Des erreurs de diagnostic liées au sexe ? 

Bien que rares, certains corps étrangers des voies aériennes sont restés non diagnostiqués pendant de nombreuses décennies. Mais ce cas est le plus long documenté dans la littérature médicale. Les médecins estiment que la forme conique de la petite tasse inhalée a permis une bonne insertion dans les voies respiratoires, ce qui a contribué à l'absence de complications graves qui aurait pu permettre de faire le bon diagnostic plus tôt. Ils rappellent néanmoins que la piste d'une inhalation d'un corps étranger doit toujours être explorée en cas de pneumonies récurrentes inexpliquées. Les autres symptômes fréquents sont la toux, le sifflement respiratoire, l'essoufflement, la fièvre et les crachats de sang. 
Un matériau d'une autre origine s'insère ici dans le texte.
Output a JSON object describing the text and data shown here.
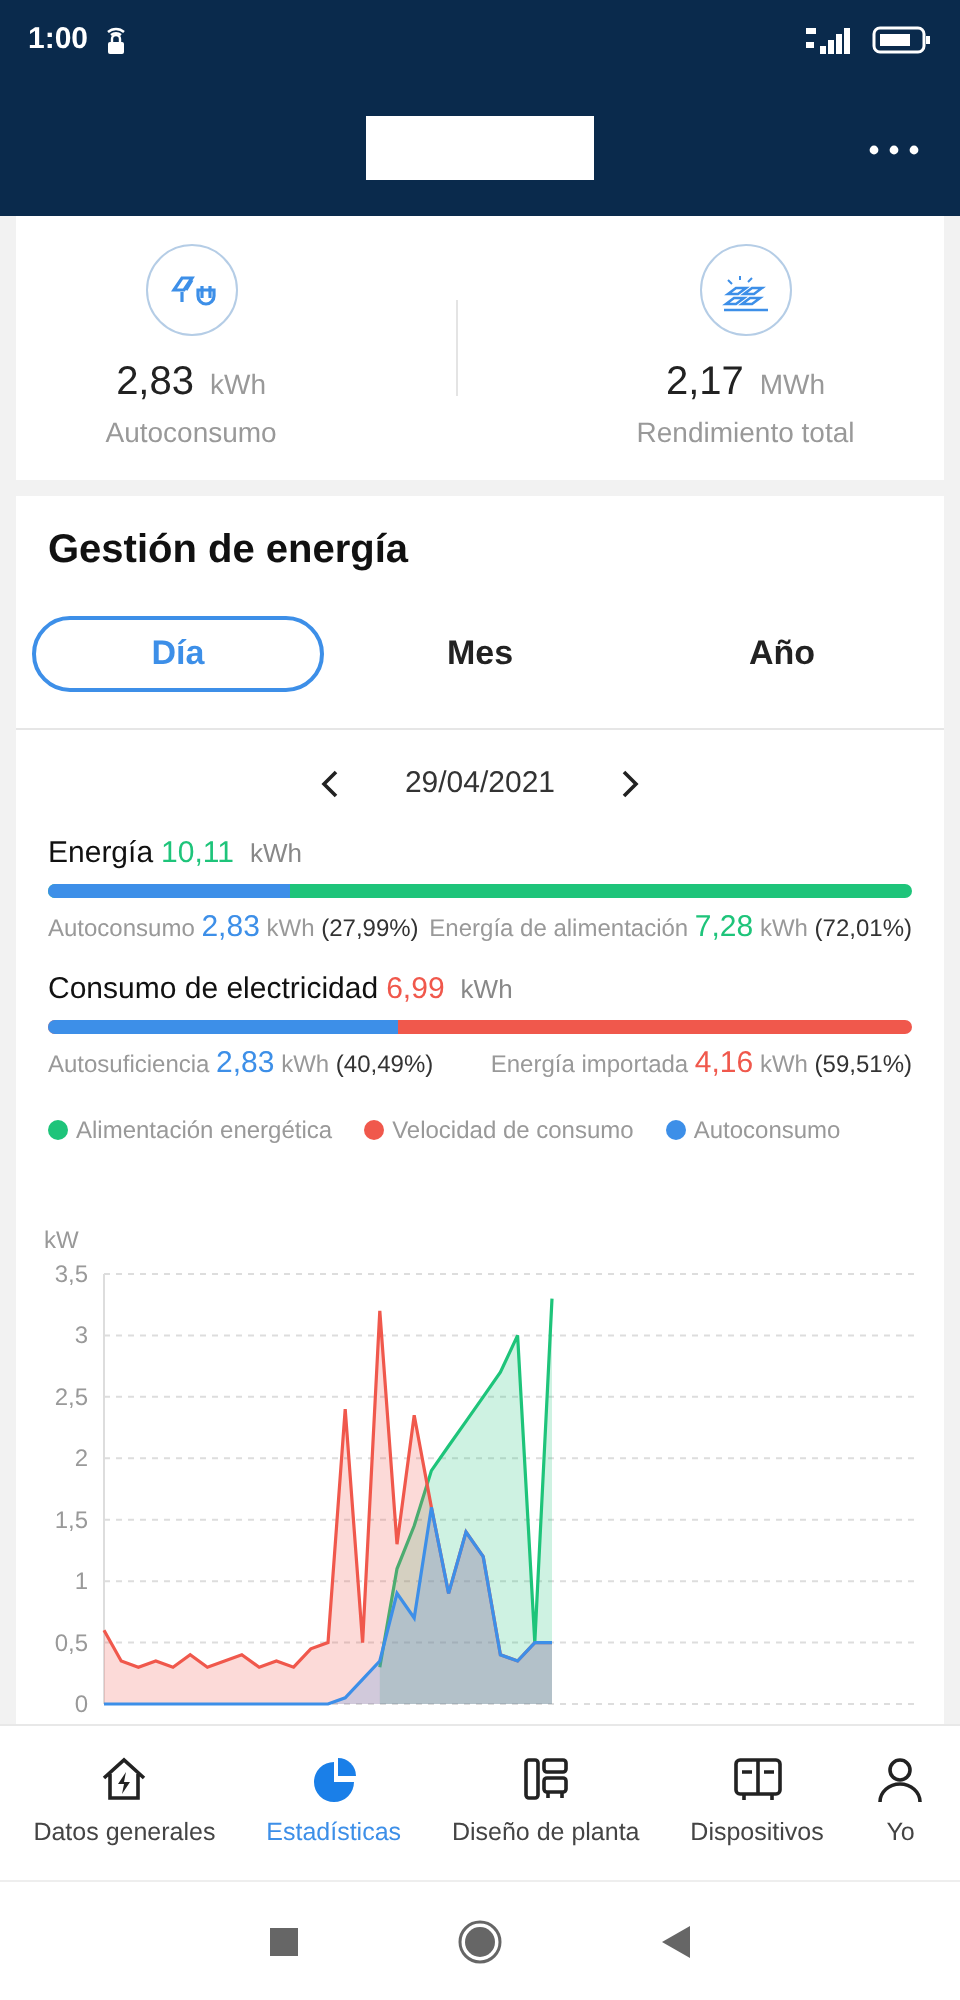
{
  "status_bar": {
    "time": "1:00"
  },
  "summary": [
    {
      "value": "2,83",
      "unit": "kWh",
      "label": "Autoconsumo",
      "kind": "selfuse"
    },
    {
      "value": "2,17",
      "unit": "MWh",
      "label": "Rendimiento total",
      "kind": "yield"
    }
  ],
  "energy_management": {
    "title": "Gestión de energía",
    "tabs": [
      {
        "label": "Día",
        "selected": true
      },
      {
        "label": "Mes",
        "selected": false
      },
      {
        "label": "Año",
        "selected": false
      }
    ],
    "date": "29/04/2021",
    "meters": [
      {
        "title": "Energía",
        "total": "10,11",
        "unit": "kWh",
        "color": "#1ec47a",
        "level": 0.2799,
        "left": {
          "label": "Autoconsumo",
          "value": "2,83",
          "unit": "kWh",
          "percent": "(27,99%)",
          "color": "#3d8fe8"
        },
        "right": {
          "label": "Energía de alimentación",
          "value": "7,28",
          "unit": "kWh",
          "percent": "(72,01%)",
          "color": "#1ec47a"
        }
      },
      {
        "title": "Consumo de electricidad",
        "total": "6,99",
        "unit": "kWh",
        "color": "#f0584c",
        "level": 0.4049,
        "left": {
          "label": "Autosuficiencia",
          "value": "2,83",
          "unit": "kWh",
          "percent": "(40,49%)",
          "color": "#3d8fe8"
        },
        "right": {
          "label": "Energía importada",
          "value": "4,16",
          "unit": "kWh",
          "percent": "(59,51%)",
          "color": "#f0584c"
        }
      }
    ],
    "chart_data": {
      "type": "area",
      "ylabel": "kW",
      "grid": true,
      "ylim": [
        0,
        3.5
      ],
      "yticks": [
        {
          "value": 0,
          "label": "0"
        },
        {
          "value": 0.5,
          "label": "0,5"
        },
        {
          "value": 1,
          "label": "1"
        },
        {
          "value": 1.5,
          "label": "1,5"
        },
        {
          "value": 2,
          "label": "2"
        },
        {
          "value": 2.5,
          "label": "2,5"
        },
        {
          "value": 3,
          "label": "3"
        },
        {
          "value": 3.5,
          "label": "3,5"
        }
      ],
      "series": [
        {
          "name": "Alimentación energética",
          "color": "#1ec47a",
          "values": [
            null,
            null,
            null,
            null,
            null,
            null,
            null,
            null,
            null,
            null,
            null,
            null,
            null,
            null,
            null,
            null,
            0.3,
            1.1,
            1.45,
            1.9,
            2.1,
            2.3,
            2.5,
            2.7,
            3.0,
            0.5,
            3.3,
            null,
            null,
            null,
            null,
            null,
            null,
            null,
            null,
            null,
            null,
            null,
            null,
            null,
            null,
            null,
            null,
            null,
            null,
            null,
            null,
            null
          ]
        },
        {
          "name": "Velocidad de consumo",
          "color": "#f0584c",
          "values": [
            0.6,
            0.35,
            0.3,
            0.35,
            0.3,
            0.4,
            0.3,
            0.35,
            0.4,
            0.3,
            0.35,
            0.3,
            0.45,
            0.5,
            2.4,
            0.5,
            3.2,
            1.3,
            2.35,
            1.6,
            0.9,
            1.4,
            1.2,
            0.4,
            0.35,
            0.5,
            0.5,
            null,
            null,
            null,
            null,
            null,
            null,
            null,
            null,
            null,
            null,
            null,
            null,
            null,
            null,
            null,
            null,
            null,
            null,
            null,
            null,
            null
          ]
        },
        {
          "name": "Autoconsumo",
          "color": "#3d8fe8",
          "values": [
            0,
            0,
            0,
            0,
            0,
            0,
            0,
            0,
            0,
            0,
            0,
            0,
            0,
            0,
            0.05,
            0.2,
            0.35,
            0.9,
            0.7,
            1.6,
            0.9,
            1.4,
            1.2,
            0.4,
            0.35,
            0.5,
            0.5,
            null,
            null,
            null,
            null,
            null,
            null,
            null,
            null,
            null,
            null,
            null,
            null,
            null,
            null,
            null,
            null,
            null,
            null,
            null,
            null,
            null
          ]
        }
      ]
    }
  },
  "bottom_nav": [
    {
      "label": "Datos generales",
      "kind": "home",
      "selected": false
    },
    {
      "label": "Estadísticas",
      "kind": "stats",
      "selected": true
    },
    {
      "label": "Diseño de planta",
      "kind": "layout",
      "selected": false
    },
    {
      "label": "Dispositivos",
      "kind": "devices",
      "selected": false
    },
    {
      "label": "Yo",
      "kind": "me",
      "selected": false
    }
  ]
}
Dans leur rapport, les médecins ont également insisté sur le fait que ce cas met en lumière les erreurs de diagnostic liés au sexe dans la prise en charge des femmes. « Malgré un signalement clair de l'épisode d'inhalation, ses symptômes ont été minimisés et elle n'a jamais été orientée vers des examens complémentaires. Ce retard a entraîné des complications pulmonaires à long terme qui auraient pu être évitées », ont-ils regretté.